A RTM was held on 4th September 2012, in view of a trial commencing on 15th November 2012.  On the basis of the stark conflict of factual evidence a 50/50 split was briefly discussed but no firm offer made.  The defendant’s opening offer was to agree 75% liability in favour of LA, however this was rejected and after some discussion 85% was offered.  The outcome of clinical negligence cases is more difficult to predict than personal injury claims, as both breach of duty and causation turn on which expert is the more persuasive on the day.  The offer of 85% was considered carefully.  Nevertheless, we considered that the claim was a strong one and a counter offer of 90% was made.  It was accepted by the defendant.     

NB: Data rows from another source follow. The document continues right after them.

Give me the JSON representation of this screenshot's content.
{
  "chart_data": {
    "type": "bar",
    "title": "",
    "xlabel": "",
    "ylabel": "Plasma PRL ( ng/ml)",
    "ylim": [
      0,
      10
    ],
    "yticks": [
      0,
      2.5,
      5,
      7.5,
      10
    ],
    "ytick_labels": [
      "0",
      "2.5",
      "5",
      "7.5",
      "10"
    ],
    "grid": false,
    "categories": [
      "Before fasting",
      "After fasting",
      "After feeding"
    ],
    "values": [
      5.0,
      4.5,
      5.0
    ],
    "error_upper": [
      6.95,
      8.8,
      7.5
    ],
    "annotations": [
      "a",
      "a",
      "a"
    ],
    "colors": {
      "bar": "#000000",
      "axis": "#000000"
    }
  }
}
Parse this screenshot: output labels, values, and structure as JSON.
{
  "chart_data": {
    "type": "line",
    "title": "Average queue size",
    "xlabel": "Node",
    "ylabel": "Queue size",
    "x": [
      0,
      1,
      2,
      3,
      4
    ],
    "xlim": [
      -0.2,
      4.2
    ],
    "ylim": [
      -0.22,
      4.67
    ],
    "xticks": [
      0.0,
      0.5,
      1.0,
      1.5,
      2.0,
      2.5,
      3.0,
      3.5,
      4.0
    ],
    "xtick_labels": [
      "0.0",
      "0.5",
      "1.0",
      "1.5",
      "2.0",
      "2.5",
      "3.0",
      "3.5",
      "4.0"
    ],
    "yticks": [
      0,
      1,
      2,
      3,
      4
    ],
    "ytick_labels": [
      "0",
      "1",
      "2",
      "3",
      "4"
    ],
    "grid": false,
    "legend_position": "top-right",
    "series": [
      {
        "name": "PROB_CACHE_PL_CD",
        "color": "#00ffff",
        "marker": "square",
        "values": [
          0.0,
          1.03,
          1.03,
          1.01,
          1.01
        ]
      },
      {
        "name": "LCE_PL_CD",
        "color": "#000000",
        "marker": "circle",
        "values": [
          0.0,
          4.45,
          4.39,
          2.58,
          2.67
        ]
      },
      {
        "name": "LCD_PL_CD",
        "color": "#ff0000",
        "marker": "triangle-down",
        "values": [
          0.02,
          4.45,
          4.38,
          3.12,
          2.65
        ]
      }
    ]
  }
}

When the claim was served in 2010 and LA was only 12 years old, (based on earlier medical examinations) it was thought that her main problems were sensorineural deafness and speech and language difficulties, partly attributable to the deafness and partly due to severe oro-motor dyspraxia.  Her speech is hardly intelligible to those who do not know her.  She was known to have some difficulty with concentration, however her cognitive and intellectual abilities were within the normal range.  As time has gone on, LA’s ability to interact with her peers has deteriorated significantly and she has fallen behind both with her education and her social skills.  Her behavioural problems are particularly troublesome and there is now considerable doubt as to whether she will be able to live independently as an adult.  The value of the claim is now significantly higher than it would have been thought to be if settled when she was say 10 or 11 years old.